Por que tantos adultos parecem recuar ao território da infância? O sucesso de fenômenos como bonecos reborn, livros de colorir para adultos, o culto à juventude eterna e a recusa em aceitar as marcas do tempo não são apenas modismos inofensivos. Esses comportamentos revelam um traço cada vez mais evidente da subjetividade contemporânea: a dificuldade em amadurecer.
A hipótese? Vivemos não apenas em uma sociedade do cansaço, como descreve Byung-Chul Han, mas também em uma sociedade da infantilização funcional — onde o crescimento psíquico é evitado em nome do conforto, da estética e da fuga da dor.
O fenômeno dos bebês reborn, colecionados e cuidados por adultos como se fossem reais, vai além da excentricidade. Seria a expressão de um desejo de retorno à dependência original, onde não há exigência de autonomia nem enfrentamento da realidade adulta?
Como aponta Erich Fromm em O Medo à Liberdade, quando a autonomia se torna insuportável, muitos se voltam a figuras substitutas de autoridade e cuidado. O bebê não exige reciprocidade emocional — apenas uma entrega simbólica. Cuida-se do boneco para, no fundo, ser cuidado por ele.

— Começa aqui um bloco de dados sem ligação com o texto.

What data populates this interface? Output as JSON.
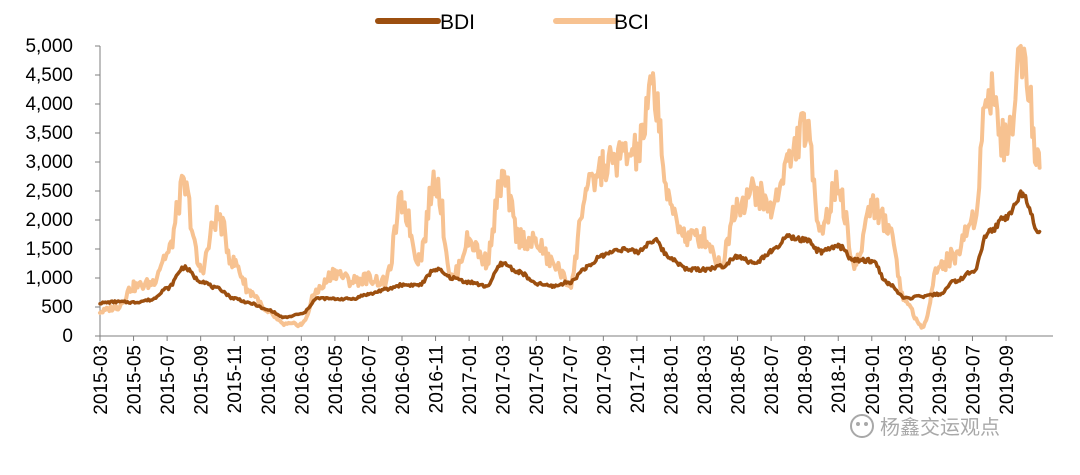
{
  "chart_data": {
    "type": "line",
    "title": "",
    "xlabel": "",
    "ylabel": "",
    "ylim": [
      0,
      5000
    ],
    "yticks": [
      0,
      500,
      1000,
      1500,
      2000,
      2500,
      3000,
      3500,
      4000,
      4500,
      5000
    ],
    "ytick_labels": [
      "0",
      "500",
      "1,000",
      "1,500",
      "2,000",
      "2,500",
      "3,000",
      "3,500",
      "4,000",
      "4,500",
      "5,000"
    ],
    "xticks": [
      "2015-03",
      "2015-05",
      "2015-07",
      "2015-09",
      "2015-11",
      "2016-01",
      "2016-03",
      "2016-05",
      "2016-07",
      "2016-09",
      "2016-11",
      "2017-01",
      "2017-03",
      "2017-05",
      "2017-07",
      "2017-09",
      "2017-11",
      "2018-01",
      "2018-03",
      "2018-05",
      "2018-07",
      "2018-09",
      "2018-11",
      "2019-01",
      "2019-03",
      "2019-05",
      "2019-07",
      "2019-09"
    ],
    "x_start": "2015-03",
    "x_end": "2019-11",
    "legend_position": "top-center",
    "grid": false,
    "series": [
      {
        "name": "BDI",
        "color": "#9c4f0f",
        "x": [
          "2015-03",
          "2015-04",
          "2015-05",
          "2015-06",
          "2015-07",
          "2015-08",
          "2015-09",
          "2015-10",
          "2015-11",
          "2015-12",
          "2016-01",
          "2016-02",
          "2016-03",
          "2016-04",
          "2016-05",
          "2016-06",
          "2016-07",
          "2016-08",
          "2016-09",
          "2016-10",
          "2016-11",
          "2016-12",
          "2017-01",
          "2017-02",
          "2017-03",
          "2017-04",
          "2017-05",
          "2017-06",
          "2017-07",
          "2017-08",
          "2017-09",
          "2017-10",
          "2017-11",
          "2017-12",
          "2018-01",
          "2018-02",
          "2018-03",
          "2018-04",
          "2018-05",
          "2018-06",
          "2018-07",
          "2018-08",
          "2018-09",
          "2018-10",
          "2018-11",
          "2018-12",
          "2019-01",
          "2019-02",
          "2019-03",
          "2019-04",
          "2019-05",
          "2019-06",
          "2019-07",
          "2019-08",
          "2019-09",
          "2019-10",
          "2019-11"
        ],
        "values": [
          570,
          590,
          580,
          620,
          820,
          1180,
          950,
          820,
          650,
          560,
          450,
          320,
          380,
          650,
          640,
          640,
          720,
          800,
          880,
          880,
          1150,
          1000,
          930,
          860,
          1250,
          1100,
          900,
          860,
          930,
          1180,
          1400,
          1500,
          1450,
          1650,
          1350,
          1150,
          1150,
          1200,
          1380,
          1250,
          1450,
          1700,
          1650,
          1450,
          1550,
          1300,
          1300,
          900,
          650,
          680,
          720,
          950,
          1100,
          1800,
          2050,
          2450,
          1800
        ]
      },
      {
        "name": "BCI",
        "color": "#f7c291",
        "x": [
          "2015-03",
          "2015-04",
          "2015-05",
          "2015-06",
          "2015-07",
          "2015-08",
          "2015-09",
          "2015-10",
          "2015-11",
          "2015-12",
          "2016-01",
          "2016-02",
          "2016-03",
          "2016-04",
          "2016-05",
          "2016-06",
          "2016-07",
          "2016-08",
          "2016-09",
          "2016-10",
          "2016-11",
          "2016-12",
          "2017-01",
          "2017-02",
          "2017-03",
          "2017-04",
          "2017-05",
          "2017-06",
          "2017-07",
          "2017-08",
          "2017-09",
          "2017-10",
          "2017-11",
          "2017-12",
          "2018-01",
          "2018-02",
          "2018-03",
          "2018-04",
          "2018-05",
          "2018-06",
          "2018-07",
          "2018-08",
          "2018-09",
          "2018-10",
          "2018-11",
          "2018-12",
          "2019-01",
          "2019-02",
          "2019-03",
          "2019-04",
          "2019-05",
          "2019-06",
          "2019-07",
          "2019-08",
          "2019-09",
          "2019-10",
          "2019-11"
        ],
        "values": [
          420,
          500,
          850,
          900,
          1400,
          2550,
          1150,
          2050,
          1250,
          750,
          400,
          200,
          200,
          800,
          1100,
          950,
          1000,
          920,
          2300,
          1350,
          2700,
          1000,
          1650,
          1300,
          2700,
          1700,
          1600,
          1250,
          900,
          2500,
          2900,
          3100,
          3150,
          4250,
          2200,
          1700,
          1700,
          1250,
          2300,
          2500,
          2200,
          3000,
          3600,
          1900,
          2600,
          1200,
          2300,
          1900,
          600,
          150,
          1200,
          1400,
          2000,
          4300,
          3300,
          5000,
          2900
        ]
      }
    ],
    "watermark": "杨鑫交运观点"
  }
}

Em abril, os três livros mais vendidos no Brasil eram livros de colorir para adultos. Nada contra colorir — mas apenas eles? Repetir padrões, preencher espaços pré-definidos, relaxar sem se arriscar. Os livros de colorir talvez representem o desejo por um prazer sem frustração, uma atividade que simula criação sem exigir elaboração simbólica.
Michel Foucault, ao descrever os mecanismos sutis de disciplina, nos ajuda a compreender esse comportamento como parte de um sistema que estimula uma produtividade domesticada. O sujeito sente-se artista, mas permanece tutelado. Para Lipovetsky, trata-se de um hedonismo leve: estético, mas vazio.
Também podemos perceber, nesse mesmo movimento, uma recusa ao envelhecimento — não apenas como vaidade estética, mas como negação das implicações físicas do tempo. O corpo, antes expressão de história e sabedoria, passa a ser silenciado, medicalizado, reconfigurado para parecer “invisível ao tempo”. É a tentativa de apagar o limite.
Byung-Chul Han argumenta que a sociedade contemporânea evita o negativo: velhice, luto, dor. Dardot e Laval complementam ao mostrar que o sujeito neoliberal só é valorizado enquanto performa — e envelhecer é, simbolicamente, performar menos. Negar o tempo torna-se, então, uma tentativa de escapar da exclusão social e econômica.
Vivemos um verdadeiro espetáculo de dependência e tutela. Uma sociedade que oferece colo demais, e não preenche.
Kant, em seu célebre ensaio O Que É o Iluminismo?, define “menoridade” como a incapacidade de usar o próprio entendimento — e frisa: trata-se de uma escolha. Quando o mundo oferece tutores por todos os lados (algoritmos, médicos, coaches, inteligência artificial), muitos escolhem abrir mão da autonomia. Afinal, ser autônomo exige esforço, discernimento, responsabilidade.
Para Fromm, essa escolha é uma fuga da angústia existencial. Para Foucault, resultado de séculos de adestramento institucional. Para Lasch, o sintoma de uma cultura narcisista que não tolera frustrações. Escolha sua tragédia.
Travessia negada, crescimento adiado. Bonecos, livros de colorir, discursos de “eterna juventude” — todos parecem apontar na mesma direção: a recusa em atravessar a vida como ela é. Preferimos simular, anestesiar, evitar. Não se trata aqui de julgar práticas individuais, mas de compreender o que elas expressam coletivamente. É uma leitura, não uma inquisição.
A vida adulta, com seus silêncios, perdas, limites — e também sua potência criativa — exige coragem. Coragem de fazer a travessia.
Na sociedade da infantilização, tudo nos convida a evitar esse meio. Mas é nele que a subjetividade se forma, amadurece, e se torna capaz de sustentar o mundo — mesmo quando o mundo não oferece sustentação.